In related news, Chairman David W. Nelms sold 30,000 shares of the firm’s stock in a transaction dated Monday, October 1st. The stock was sold at an average price of $77.16, for a total transaction of $2,314,800.00. Following the transaction, the chairman now owns 1,180,798 shares of the company’s stock, valued at $91,110,373.68. The transaction was disclosed in a filing with the SEC, which is accessible through this link. Also, EVP Carlos Minetti sold 3,750 shares of the firm’s stock in a transaction dated Tuesday, September 4th.
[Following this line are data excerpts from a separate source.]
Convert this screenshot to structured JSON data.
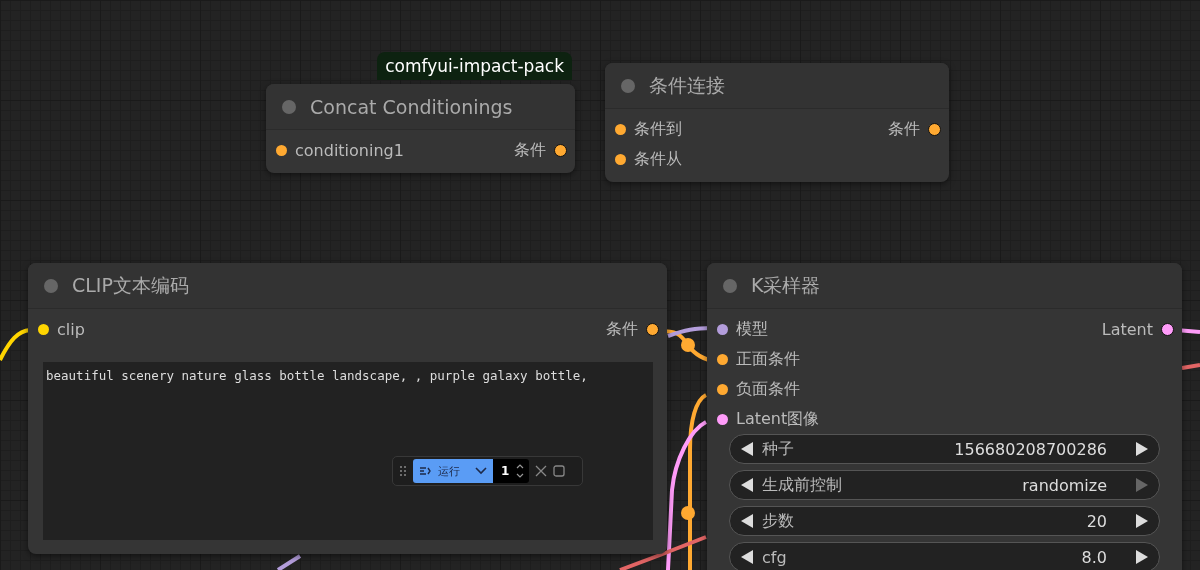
{
  "nodes": [
    {
      "kind": "node",
      "title": "Concat Conditionings",
      "badge": "comfyui-impact-pack",
      "inputs": [
        {
          "label": "conditioning1",
          "color": "#ffa931"
        }
      ],
      "outputs": [
        {
          "label": "条件",
          "color": "#ffa931"
        }
      ]
    },
    {
      "kind": "node",
      "title": "条件连接",
      "inputs": [
        {
          "label": "条件到",
          "color": "#ffa931"
        },
        {
          "label": "条件从",
          "color": "#ffa931"
        }
      ],
      "outputs": [
        {
          "label": "条件",
          "color": "#ffa931"
        }
      ]
    },
    {
      "kind": "node",
      "title": "CLIP文本编码",
      "inputs": [
        {
          "label": "clip",
          "color": "#ffd500"
        }
      ],
      "outputs": [
        {
          "label": "条件",
          "color": "#ffa931"
        }
      ],
      "text": "beautiful scenery nature glass bottle landscape, , purple galaxy bottle,"
    },
    {
      "kind": "node",
      "title": "K采样器",
      "inputs": [
        {
          "label": "模型",
          "color": "#b39ddb"
        },
        {
          "label": "正面条件",
          "color": "#ffa931"
        },
        {
          "label": "负面条件",
          "color": "#ffa931"
        },
        {
          "label": "Latent图像",
          "color": "#ff9cf9"
        }
      ],
      "outputs": [
        {
          "label": "Latent",
          "color": "#ff9cf9"
        }
      ],
      "widgets": [
        {
          "label": "种子",
          "value": "156680208700286",
          "next_enabled": true
        },
        {
          "label": "生成前控制",
          "value": "randomize",
          "next_enabled": false
        },
        {
          "label": "步数",
          "value": "20",
          "next_enabled": true
        },
        {
          "label": "cfg",
          "value": "8.0",
          "next_enabled": true
        }
      ]
    }
  ],
  "run_toolbar": {
    "button": "运行",
    "count": "1"
  }
}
The stock was sold at an average price of $78.21, for a total value of $293,287.50. Following the transaction, the executive vice president now directly owns 133,852 shares in the company, valued at approximately $10,468,564.92. The disclosure for this sale can be found here. In the last three months, insiders have sold 101,250 shares of company stock worth $7,663,313. Corporate insiders own 0.81% of the company’s stock.
Hedge funds and other institutional investors have recently added to or reduced their stakes in the stock. Sandy Spring Bank grew its holdings in shares of Discover Financial Services by 181.5% during the second quarter. Sandy Spring Bank now owns 1,689 shares of the financial services provider’s stock worth $119,000 after buying an additional 1,089 shares during the last quarter. Private Capital Group LLC grew its holdings in shares of Discover Financial Services by 8,258.3% during the first quarter. Private Capital Group LLC now owns 2,006 shares of the financial services provider’s stock worth $144,000 after buying an additional 1,982 shares during the last quarter. Migdal Insurance & Financial Holdings Ltd. grew its holdings in shares of Discover Financial Services by 8,341.7% during the second quarter. Migdal Insurance & Financial Holdings Ltd. now owns 2,026 shares of the financial services provider’s stock worth $143,000 after buying an additional 2,002 shares during the last quarter. Edge Wealth Management LLC purchased a new position in shares of Discover Financial Services during the second quarter worth about $155,000. Finally, Legacy Advisors LLC grew its holdings in shares of Discover Financial Services by 2,329.9% during the third quarter. Legacy Advisors LLC now owns 2,357 shares of the financial services provider’s stock worth $180,000 after buying an additional 2,260 shares during the last quarter. 85.76% of the stock is currently owned by hedge funds and other institutional investors.
About Discover Financial Services
Discover Financial Services, through its subsidiaries, operates as a direct banking and payment services company in the United States. The Direct Banking segment offers Discover-branded credit cards to individuals; and other consumer products and services, including private student loans, personal loans, home equity loans, and other consumer lending, as well as deposit products, such as certificates of deposit, money market accounts, savings accounts, checking accounts, and individual retirement arrangement certificates of deposit.